I get up and see a book on my desk. My old diary.

I open it up to read it.

The last entry was written about a year ago.

I really hate myself today. I always do, but today I hate my self a little more than normal. I feel Ana taking over me. I'm not scared, I welcome her. But she is really making me hate myself and making me love her more. I have always known about Ana, but I never thought that I would be friends with her. As much as I hate Ana and want her to leave, I also love her, for she has saved me. She will help me on the way to perfection, a road she has taken long ago. I will not fight Ana for she is my savior. I know one day Ana will kill me, and I'm not even afraid. I welcome Ana into my life, and I will continue following her endless orders. Orders telling me not to eat for I am too fat. Sometimes she tells me to cut my skin because I deserve it. She says I deserve the pain. I tell her that starving hurts and she always replies with, "the pain of looking in the mirror hurts more than starving...."

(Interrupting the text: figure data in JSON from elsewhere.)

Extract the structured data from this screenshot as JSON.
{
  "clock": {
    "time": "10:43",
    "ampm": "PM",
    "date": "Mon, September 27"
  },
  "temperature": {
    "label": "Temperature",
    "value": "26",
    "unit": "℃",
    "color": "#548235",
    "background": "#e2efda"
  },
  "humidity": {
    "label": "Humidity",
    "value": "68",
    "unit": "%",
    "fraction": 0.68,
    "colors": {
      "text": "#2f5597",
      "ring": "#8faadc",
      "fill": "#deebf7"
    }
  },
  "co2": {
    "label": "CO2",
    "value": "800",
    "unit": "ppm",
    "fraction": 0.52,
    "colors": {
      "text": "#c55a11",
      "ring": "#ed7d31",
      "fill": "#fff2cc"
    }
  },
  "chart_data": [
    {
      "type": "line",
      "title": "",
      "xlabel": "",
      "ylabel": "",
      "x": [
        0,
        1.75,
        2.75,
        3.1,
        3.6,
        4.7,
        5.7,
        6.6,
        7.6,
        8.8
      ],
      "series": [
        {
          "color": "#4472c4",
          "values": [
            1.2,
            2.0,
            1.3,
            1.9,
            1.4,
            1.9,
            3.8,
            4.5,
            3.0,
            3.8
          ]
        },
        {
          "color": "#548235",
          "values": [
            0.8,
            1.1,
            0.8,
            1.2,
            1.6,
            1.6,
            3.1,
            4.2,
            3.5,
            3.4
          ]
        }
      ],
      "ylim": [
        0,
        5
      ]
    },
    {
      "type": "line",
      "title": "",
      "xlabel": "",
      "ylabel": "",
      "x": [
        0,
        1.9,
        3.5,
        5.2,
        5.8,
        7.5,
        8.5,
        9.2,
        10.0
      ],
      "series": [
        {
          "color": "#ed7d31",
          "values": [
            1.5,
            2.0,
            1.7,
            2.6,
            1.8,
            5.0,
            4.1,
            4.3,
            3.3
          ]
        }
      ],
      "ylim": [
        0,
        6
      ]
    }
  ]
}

I grab a pencil and add to the bottom of the page:

Now I see that she is right.

Looking in the mirror does hurt. Starving feels good, comforting. I only feel pretty when my stomach is empty, and even then I feel disgusting.

My mind is filled with nothing other than negative thoughts. It seems like forever since I've felt good about myself. I don't even remember what my body looks like without cuts on it.

I've changed a lot through the years. I was normal. I was happy.

I was born in a good family. I can't really say many negative things about it. My parents raised me right. I grew up being the perfect child. Then something happened. Not drastically but it happened slowly over time.

I thought I could take it. I thought I could take the bullying.

At first I could.

Then it started to get bad.

That happy girl I once was is now falling apart. That girl who always laughed, now only cries. That girl who was always hungry suddenly lost her appetite.

That girl who used to exist would have never predicted this. She never would've known that she would hate herself so much one day. She never would have even guessed what a disgusting monster she'll turn into.